Представление о прекрасном человеке как о вершине искусства — было подробно исследовано в трудах «Анализ красоты» Хоггарта и «Лаокоон» Лессинга, в трактатах Дюрера и Леонардо. Последние содержали даже указания о пропорциях, оптимальных для человеческого тела, и эта дотошность в измерениях превосходила даже Ломброзо или антропологические спекуляции нацистов. Речь ни много ни мало шла об античной гармонии, которую тщились вернуть в мир — и ради этой самой античной гармонии сочиняли рецепты и параграфы эстетики.

Немного неловко признать данный факт, но во имя этой самой гармонии и устроили суд на «дегенеративным» искусством. Имелось в виду то, что осужденные картины унижают представление о человеке, представляют путь вспять, таким образом, это движение вспять от развития поколений, кнтр-генерационное развитие, и вот это идеология Рейха порицала.
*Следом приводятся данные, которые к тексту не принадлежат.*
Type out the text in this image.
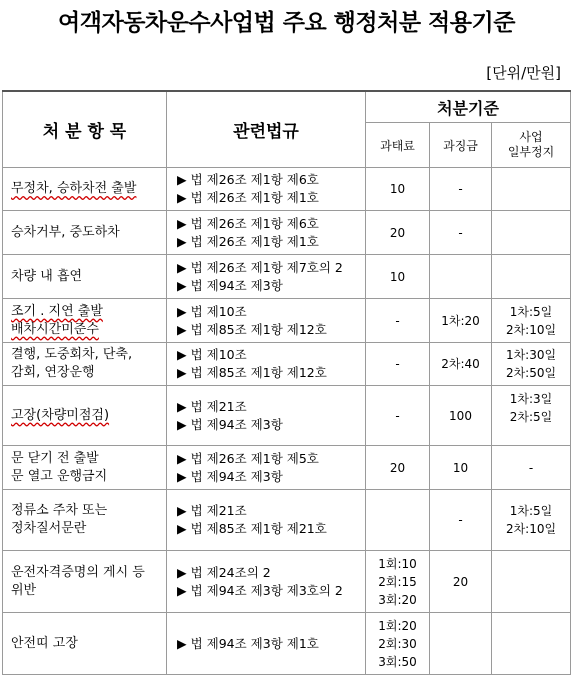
여객자동차운수사업법 주요 행정처분 적용기준
[단위/만원]
처 분 항 목	관련법규	처분기준		
		과태료	과징금	사업
일부정지
무정차, 승하차전 출발	▶ 법 제26조 제1항 제6호
▶ 법 제26조 제1항 제1호	10	-	
승차거부, 중도하차	▶ 법 제26조 제1항 제6호
▶ 법 제26조 제1항 제1호	20	-	
차량 내 흡연	▶ 법 제26조 제1항 제7호의 2
▶ 법 제94조 제3항	10		
조기 . 지연 출발
배차시간미준수	▶ 법 제10조
▶ 법 제85조 제1항 제12호	-	1차:20	1차:5일
2차:10일
결행, 도중회차, 단축,
감회, 연장운행	▶ 법 제10조
▶ 법 제85조 제1항 제12호	-	2차:40	1차:30일
2차:50일
고장(차량미점검)	▶ 법 제21조
▶ 법 제94조 제3항	-	100	1차:3일
2차:5일
문 닫기 전 출발
문 열고 운행금지	▶ 법 제26조 제1항 제5호
▶ 법 제94조 제3항	20	10	-
정류소 주차 또는
정차질서문란	▶ 법 제21조
▶ 법 제85조 제1항 제21호		-	1차:5일
2차:10일
운전자격증명의 게시 등
위반	▶ 법 제24조의 2
▶ 법 제94조 제3항 제3호의 2	1회:10
2회:15
3회:20	20	
안전띠 고장	▶ 법 제94조 제3항 제1호	1회:20
2회:30
3회:50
Именно это и назвали словом «дегенеративное» — а вовсе не новаторство.

Существенно и то, что идеологи нацистской эстетики не прибавили к определению осужденного искусства ничего сверх того, что говорили о себе сами творцы.

Клее призывал вернуться от цивилизации вспять «к корням», декларации по поводу «праха культуры Запада, который следует отряхнуть с ног своих» звучали постоянно, большинство художников увлекалось примитивизмом и шаманизмом, страсть к этническому творчеству диких народов была повальной, а уж признание главенства «подсознательного» над сознанием было само собой разумеющимся. Как это ни покажется сегодня странно, но художники столь открыто звали назад к дикости — что обвинение их в «дегенеративизме» не стало чем-то вопиюще неточным.

В глазах нацистов «авангардным» было иное — построение образа нового человека.

А «дегенеративное» нацисты порицали.

В самом слове «дегенеративное» не содержится оскорбления — это просто определение. Так же точно, допустим, нет обидного в слове «еврей».